Granular row-by-row error detection identifies and flags specific rows that fail assertions, streamlining the resolution process.

🛠️ Customizable Assertions & Easy Integration

Easy-to-use macros assertions() and assertions_filter() empower users to customize without barriers data quality checks within the model YAML definition, adapting to specific data validation needs.

🚀 An Easy Shift from your Actual Workflows

A generic test generic_assertions() to perform dbt tests as usual, testing the package easily without compromising your current workflows. you can test the package with this generic test easily without having to rebuild you table

Content

Install

dbt-assertions currently supports dbt 1.7.x or higher.
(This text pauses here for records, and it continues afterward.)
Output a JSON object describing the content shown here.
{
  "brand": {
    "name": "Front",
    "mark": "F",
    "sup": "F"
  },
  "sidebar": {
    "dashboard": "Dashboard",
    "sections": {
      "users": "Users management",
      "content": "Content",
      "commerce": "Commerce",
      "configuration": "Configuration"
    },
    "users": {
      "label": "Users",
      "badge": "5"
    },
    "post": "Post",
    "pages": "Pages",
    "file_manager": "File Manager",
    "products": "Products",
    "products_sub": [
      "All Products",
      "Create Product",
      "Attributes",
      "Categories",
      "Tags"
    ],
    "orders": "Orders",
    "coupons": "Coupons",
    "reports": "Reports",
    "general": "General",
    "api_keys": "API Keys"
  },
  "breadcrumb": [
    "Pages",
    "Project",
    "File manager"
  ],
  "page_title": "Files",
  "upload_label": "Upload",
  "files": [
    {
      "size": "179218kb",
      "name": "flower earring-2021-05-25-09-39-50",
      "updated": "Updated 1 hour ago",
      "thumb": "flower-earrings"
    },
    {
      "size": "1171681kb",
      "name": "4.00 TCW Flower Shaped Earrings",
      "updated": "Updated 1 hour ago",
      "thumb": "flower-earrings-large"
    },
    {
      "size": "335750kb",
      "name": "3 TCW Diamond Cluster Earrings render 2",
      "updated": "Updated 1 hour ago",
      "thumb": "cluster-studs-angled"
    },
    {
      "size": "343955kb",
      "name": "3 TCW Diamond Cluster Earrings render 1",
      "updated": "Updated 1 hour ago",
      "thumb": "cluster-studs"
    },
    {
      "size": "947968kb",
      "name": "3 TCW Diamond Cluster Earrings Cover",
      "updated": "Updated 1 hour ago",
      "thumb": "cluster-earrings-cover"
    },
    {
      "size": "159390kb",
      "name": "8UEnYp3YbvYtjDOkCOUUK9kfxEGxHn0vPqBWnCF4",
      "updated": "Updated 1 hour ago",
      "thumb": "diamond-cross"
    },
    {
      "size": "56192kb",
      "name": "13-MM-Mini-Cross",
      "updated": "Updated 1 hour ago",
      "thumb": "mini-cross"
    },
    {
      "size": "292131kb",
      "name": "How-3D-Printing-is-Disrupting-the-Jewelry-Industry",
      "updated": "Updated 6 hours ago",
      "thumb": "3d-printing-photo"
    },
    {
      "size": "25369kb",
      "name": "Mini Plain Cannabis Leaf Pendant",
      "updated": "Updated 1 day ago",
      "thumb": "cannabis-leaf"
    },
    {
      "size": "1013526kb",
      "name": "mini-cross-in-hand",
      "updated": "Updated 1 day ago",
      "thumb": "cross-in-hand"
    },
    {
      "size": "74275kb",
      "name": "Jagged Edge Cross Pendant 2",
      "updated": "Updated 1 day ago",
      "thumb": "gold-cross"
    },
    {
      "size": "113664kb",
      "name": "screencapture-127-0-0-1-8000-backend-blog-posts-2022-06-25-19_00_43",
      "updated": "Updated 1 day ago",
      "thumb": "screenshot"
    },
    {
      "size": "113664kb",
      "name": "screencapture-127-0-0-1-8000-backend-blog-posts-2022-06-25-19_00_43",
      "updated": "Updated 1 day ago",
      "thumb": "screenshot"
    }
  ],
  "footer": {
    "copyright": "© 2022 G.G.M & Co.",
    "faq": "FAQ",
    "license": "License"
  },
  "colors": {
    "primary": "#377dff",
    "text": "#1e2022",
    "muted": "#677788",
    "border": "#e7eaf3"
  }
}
Check dbt package hub for the latest installation instructions, or read the docs for more information on installing packages.

Include in packages.yml

packages:
  - package: AxelThevenot/dbt_assertions
    version: [">=0.1.0", "<1.0.0"]
    # <see https://github.com/AxelThevenot/dbt-assertions/releases/latest> for the latest version tag

This package supports:

  • BigQuery
  • default (not tested on other databases, do not hesitate to contribute! ❤️)

For latest release, see https://github.com/AxelThevenot/dbt-assertions/releases

Dependencies

This package do not have dependencies.

Variables

This package do not have variables.

Basic Example

Check the basic_example example.

Documentation

Macros

assertions() macro generates a select expression for row-level assertions.

Arguments:

  • from_column (optional[str]): column to read the assertions from.

This macro parses the schema model YAML to extract row-level assertions; custom assertions, unique, and not-null. It then constructs an array of failed assertions for each row based on its assertions results.

By default, it will generate assertions based on your YAML model definition reading configuration for a column named errors.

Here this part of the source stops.